K. Kummerow Broman1,4, M. J. Ward2, B. K. Poulose1, M. L. Schwarze3 1Vanderbilt University Medical Center,General Surgery,Nashville, TN, USA 2Vanderbilt University Medical Center,Emergency Medicine,Nashville, TN, USA 3University Of Wisconsin,Vascular Surgery,Madison, WI, USA 4VA TN Valley Healthcare System,Geriatric Research And Education Clinical Center,Nashville, TN, USA
Introduction: Inter-hospital transfer is resource-intensive and can be burdensome for patients and families. Decisions regarding transfer can be particularly challenging for gravely ill surgical patients, for whom transfer may be arduous and of questionable clinical benefit.
Methods: We conducted semi-structured interviews with general surgeons who refer and accept transfer patients within a regional transfer network. Participants were identified using a combination of snowball sampling, where initial study subjects were asked to identify additional subjects, and purposive sampling where respondents were selected deliberately to increase variability. Surgeons were selected from three community hospitals that refer patients, three regional hospitals that both refer and accept, and one tertiary referral center that accepts transfer patients. We completed 15 audio-recorded interviews that included open-ended questions and three case-based vignettes. Each interview transcript was analyzed by at least two members of the research team using a deductive coding strategy. We used consensus coding to generate higher level analysis about the content regarding surgeon transfer decisions for gravely ill patients with acute surgical problems.

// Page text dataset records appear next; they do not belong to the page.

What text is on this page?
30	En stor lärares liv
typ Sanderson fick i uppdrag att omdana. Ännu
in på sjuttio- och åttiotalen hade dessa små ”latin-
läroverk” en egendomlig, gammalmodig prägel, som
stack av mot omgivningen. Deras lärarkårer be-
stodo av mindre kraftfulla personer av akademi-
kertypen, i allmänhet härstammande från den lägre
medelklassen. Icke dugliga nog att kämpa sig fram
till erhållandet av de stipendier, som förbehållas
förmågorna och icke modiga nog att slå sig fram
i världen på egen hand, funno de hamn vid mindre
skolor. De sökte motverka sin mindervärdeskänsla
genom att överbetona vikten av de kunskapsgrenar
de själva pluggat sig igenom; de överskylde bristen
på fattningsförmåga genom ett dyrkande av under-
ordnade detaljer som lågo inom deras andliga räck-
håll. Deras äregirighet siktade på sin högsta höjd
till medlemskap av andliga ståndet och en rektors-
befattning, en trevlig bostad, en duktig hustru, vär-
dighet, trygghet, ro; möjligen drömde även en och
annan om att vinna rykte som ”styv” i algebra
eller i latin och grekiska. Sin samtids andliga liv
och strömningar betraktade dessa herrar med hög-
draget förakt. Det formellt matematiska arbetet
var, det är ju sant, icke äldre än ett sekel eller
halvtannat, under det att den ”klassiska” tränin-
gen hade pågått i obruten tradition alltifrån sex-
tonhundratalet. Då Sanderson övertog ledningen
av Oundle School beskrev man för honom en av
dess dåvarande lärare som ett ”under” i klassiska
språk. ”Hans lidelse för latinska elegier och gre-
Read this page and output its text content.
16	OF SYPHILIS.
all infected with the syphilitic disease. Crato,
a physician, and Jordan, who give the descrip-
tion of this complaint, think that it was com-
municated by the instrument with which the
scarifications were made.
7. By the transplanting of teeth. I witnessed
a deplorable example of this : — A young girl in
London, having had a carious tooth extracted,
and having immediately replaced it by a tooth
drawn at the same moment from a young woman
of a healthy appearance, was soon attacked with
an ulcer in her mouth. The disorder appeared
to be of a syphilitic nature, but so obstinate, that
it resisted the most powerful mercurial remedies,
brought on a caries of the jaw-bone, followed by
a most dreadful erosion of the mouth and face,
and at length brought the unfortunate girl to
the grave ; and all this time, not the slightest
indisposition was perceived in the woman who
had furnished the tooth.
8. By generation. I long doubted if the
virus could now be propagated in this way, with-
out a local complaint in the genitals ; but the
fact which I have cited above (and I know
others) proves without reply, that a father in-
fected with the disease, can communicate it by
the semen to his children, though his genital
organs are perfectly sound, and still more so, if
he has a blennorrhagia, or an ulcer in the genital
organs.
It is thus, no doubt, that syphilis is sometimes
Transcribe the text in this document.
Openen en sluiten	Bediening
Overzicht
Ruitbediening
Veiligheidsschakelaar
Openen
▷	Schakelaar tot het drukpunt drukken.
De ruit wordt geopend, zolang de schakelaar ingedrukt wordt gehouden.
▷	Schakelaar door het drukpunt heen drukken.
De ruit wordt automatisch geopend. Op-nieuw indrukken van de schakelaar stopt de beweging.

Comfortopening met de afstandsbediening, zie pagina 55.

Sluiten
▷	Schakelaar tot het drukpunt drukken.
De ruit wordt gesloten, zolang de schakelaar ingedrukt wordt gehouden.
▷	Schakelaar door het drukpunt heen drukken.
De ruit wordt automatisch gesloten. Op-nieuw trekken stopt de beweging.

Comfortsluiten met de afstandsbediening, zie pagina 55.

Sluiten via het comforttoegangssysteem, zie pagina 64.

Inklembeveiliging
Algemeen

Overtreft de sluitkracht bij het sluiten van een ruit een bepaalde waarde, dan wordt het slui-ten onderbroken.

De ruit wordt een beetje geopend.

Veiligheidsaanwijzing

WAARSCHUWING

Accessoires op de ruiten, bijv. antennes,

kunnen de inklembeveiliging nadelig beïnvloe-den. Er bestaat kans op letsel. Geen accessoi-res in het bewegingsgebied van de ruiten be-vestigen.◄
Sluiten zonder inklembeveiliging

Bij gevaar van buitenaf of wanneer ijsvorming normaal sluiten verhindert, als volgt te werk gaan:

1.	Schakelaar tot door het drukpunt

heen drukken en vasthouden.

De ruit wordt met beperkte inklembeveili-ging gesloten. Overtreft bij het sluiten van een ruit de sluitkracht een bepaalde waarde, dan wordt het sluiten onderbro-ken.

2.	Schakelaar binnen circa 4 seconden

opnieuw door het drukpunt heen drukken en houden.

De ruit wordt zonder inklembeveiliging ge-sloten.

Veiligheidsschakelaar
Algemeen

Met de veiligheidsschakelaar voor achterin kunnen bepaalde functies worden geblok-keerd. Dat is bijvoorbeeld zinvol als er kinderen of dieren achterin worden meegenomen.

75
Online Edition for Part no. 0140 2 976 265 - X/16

Results:Referring surgeons seek transfer when they identify discordance between patient needs and local resources. When patients are gravely ill, transfer decisions are influenced by clinical uncertainty and a duty to exhaustively pursue treatment options based on surgeon judgement or family request. Accepting surgeons at regional facilities consider local resources, patient ownership, and expected benefit in their decisions to accept patients. Tertiary facility surgeons report a policy to accept all transfer patients based on a perceived responsibility to the region and difficulty making treatment recommendations without in-person assessment, but they express concern that dying patients may be unnecessarily transferred without survival benefit or adequate discussion of local palliative options. Palliative care and expertise in end-of-life communication may be uniquely available in higher level centers, although respondents were conflicted about the appropriate allocation of limited resources, specifically bed availability, for dying transfer patients.
Conclusion:Current policies and practices may fail to identify dying patients who will not benefit from transfer. Remote consultation, cultural shifts in end-of-life communication, and access to palliative care at community hospitals could provide needed support to surgeons, patients, and families while allocating scare tertiary care beds more judiciously.